I'm making a Craigslist scraper to scrape the titles, prices, date, and URL and exported that info to a CSV. Now, I want Selenium to click on the post URL to navigate to the actual page, parse the page to get a span tag "Odometer" (to get mileage), and return that to my CSV file.
Here's my code so far:
from selenium import webdriver
from selenium.webdriver.support.ui import WebDriverWait
from selenium.webdriver.support import expected_conditions as EC
from selenium.webdriver.common.by import By
#import schedule
from bs4 import BeautifulSoup
import urllib.request
import csv
import pandas as pd
class CraigslistScaper(object):
def __init__(self,query,location,max_price,transmission):
self.query = query
# self.sort=sort
self.location = location
# self.postal = postal
self.max_price = max_price
self.transmission = auto_transmission
#https://sfbay.craigslist.org/search/cta?query=mazda+miata&sort=rel&max_price=6000&auto_transmission=1
self.url = "https://{}.craigslist.org/search/cta?query={}&sort=rel&max_price={}&auto_transmission={}".format(self.location, self.query, self.max_price, self.transmission)

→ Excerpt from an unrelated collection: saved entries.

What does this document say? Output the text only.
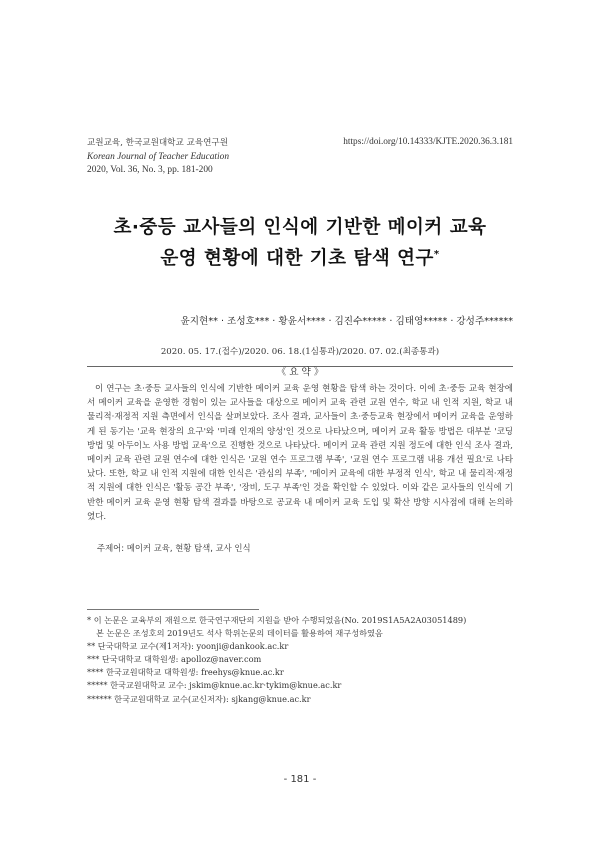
교원교육, 한국교원대학교 교육연구원
Korean Journal of Teacher Education
2020, Vol. 36, No. 3, pp. 181-200
https://doi.org/10.14333/KJTE.2020.36.3.181
초·중등 교사들의 인식에 기반한 메이커 교육
운영 현황에 대한 기초 탐색 연구*
윤지현** · 조성호*** · 황윤서**** · 김진수***** · 김태영***** · 강성주******
2020. 05. 17.(접수)/2020. 06. 18.(1심통과)/2020. 07. 02.(최종통과)
《 요 약 》
이 연구는 초·중등 교사들의 인식에 기반한 메이커 교육 운영 현황을 탐색 하는 것이다. 이에 초·중등 교육 현장에서 메이커 교육을 운영한 경험이 있는 교사들을 대상으로 메이커 교육 관련 교원 연수, 학교 내 인적 지원, 학교 내 물리적·재정적 지원 측면에서 인식을 살펴보았다. 조사 결과, 교사들이 초·중등교육 현장에서 메이커 교육을 운영하게 된 동기는 '교육 현장의 요구'와 '미래 인재의 양성'인 것으로 나타났으며, 메이커 교육 활동 방법은 대부분 '코딩 방법 및 아두이노 사용 방법 교육'으로 진행한 것으로 나타났다. 메이커 교육 관련 지원 정도에 대한 인식 조사 결과, 메이커 교육 관련 교원 연수에 대한 인식은 '교원 연수 프로그램 부족', '교원 연수 프로그램 내용 개선 필요'로 나타났다. 또한, 학교 내 인적 지원에 대한 인식은 '관심의 부족', '메이커 교육에 대한 부정적 인식', 학교 내 물리적·재정적 지원에 대한 인식은 '활동 공간 부족', '장비, 도구 부족'인 것을 확인할 수 있었다. 이와 같은 교사들의 인식에 기반한 메이커 교육 운영 현황 탐색 결과를 바탕으로 공교육 내 메이커 교육 도입 및 확산 방향 시사점에 대해 논의하였다.
주제어: 메이커 교육, 현황 탐색, 교사 인식
* 이 논문은 교육부의 재원으로 한국연구재단의 지원을 받아 수행되었음(No. 2019S1A5A2A03051489)
본 논문은 조성호의 2019년도 석사 학위논문의 데이터를 활용하여 재구성하였음
** 단국대학교 교수(제1저자): yoonji@dankook.ac.kr
*** 단국대학교 대학원생: apolloz@naver.com
**** 한국교원대학교 대학원생: freehys@knue.ac.kr
***** 한국교원대학교 교수: jskim@knue.ac.kr·tykim@knue.ac.kr
****** 한국교원대학교 교수(교신저자): sjkang@knue.ac.kr
- 181 -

self.driver = webdriver.Chrome('/Users/MyUser/Desktop/chromedriver')
self.delay = 5
def load_craigslist_url(self):
self.driver.get(self.url)
try:
wait = WebDriverWait(self.driver, self.delay)
wait.until(EC.presence_of_element_located((By.ID,"searchform")))
print("page is ready")
except TimeoutError:
print('Loading took too much time')
#extracting the post information such as titles, dates, and prices
def extract_post_information(self):
all_posts = self.driver.find_elements_by_class_name('result-row')
titles = []
dates = []
prices = []
post_info_list = []
for i in range(len(all_posts)):
post = all_posts[i]
title = post.text.split('$')
if title[0] == '':
title = title[1]
else:
title = title[0]
title = title.split("\n")
price = title[0]
title = title[-1]
title = title.split(' ')
month = title[0]
day = title[1]
date = month + " " + day
title = ' '.join(title[2:])
#print('PRICE: ' + (price))
#print('TITLE: ' + (title))
#print('DATE: ' + date)
lst = [price, title, date]
post_info_list.append(lst)
#f=open("miata_prices.csv", "a+")
#f.write(post_info_list)
#print(post_info_list)
#df = pd.DataFrame(post_info_list)
#df.to_csv('miata_prices.csv', index=False, header=False)
print(post_info_list)
return post_info_list
def save_post_info_and_urls_to_csv(self, post_info, post_urls):
for i in range(len(post_info)):
post_info[i].append(post_urls[i])
#print(post_info)
df = pd.DataFrame(post_info)
df.to_csv('miata_prices.csv', index=False, header=False)
return post_info
#extracting post URLs
def extract_post_urls(self):
url_list = []
soup = BeautifulSoup(self.driver.page_source,'html.parser')
aTagsInLi = self.driver.find_elements_by_css_selector('li a')
self.driver.find_elements_by_css_selector('li a')[0].click()
for a in aTagsInLi:
link = a.get_attribute('href')
print(link)
link = self.driver.find_element_by_link_text('Miata')
print(link)
link.click()
for link in soup.findAll('a', {'class': "result-title hdrlnk"}):
#print(link.get('href'))
url_list.append(link.get('href'))
return url_list
#to click on URL Links and parse the HTML
def click_next_page(self):
href = driver.find_element_by_partial_link_text("result-title hdrlink")
extract_post_urls(url_list).click(href)
def quit(self):
self.driver.close()
location = "sfbay"
max_price = "5000"
#radius = "250"
auto_transmission = 1
query = "Mazda Miata"
scraper = CraigslistScaper(query,location,max_price,auto_transmission)
scraper.load_craigslist_url()
post_info = scraper.extract_post_information()
#print(post_info)
post_urls = scraper.extract_post_urls()
#print(post_urls)
scraper.save_post_info_and_urls_to_csv(post_info, post_urls)
#print(post_info)
scraper.quit()
I manage to get everything to the CSV file, but I'm stuck on how I can get Selenium to open every link in a new tab, get the odometer information, then close the tab.
I'm using this to build a dataset and eventually do some analysis with it!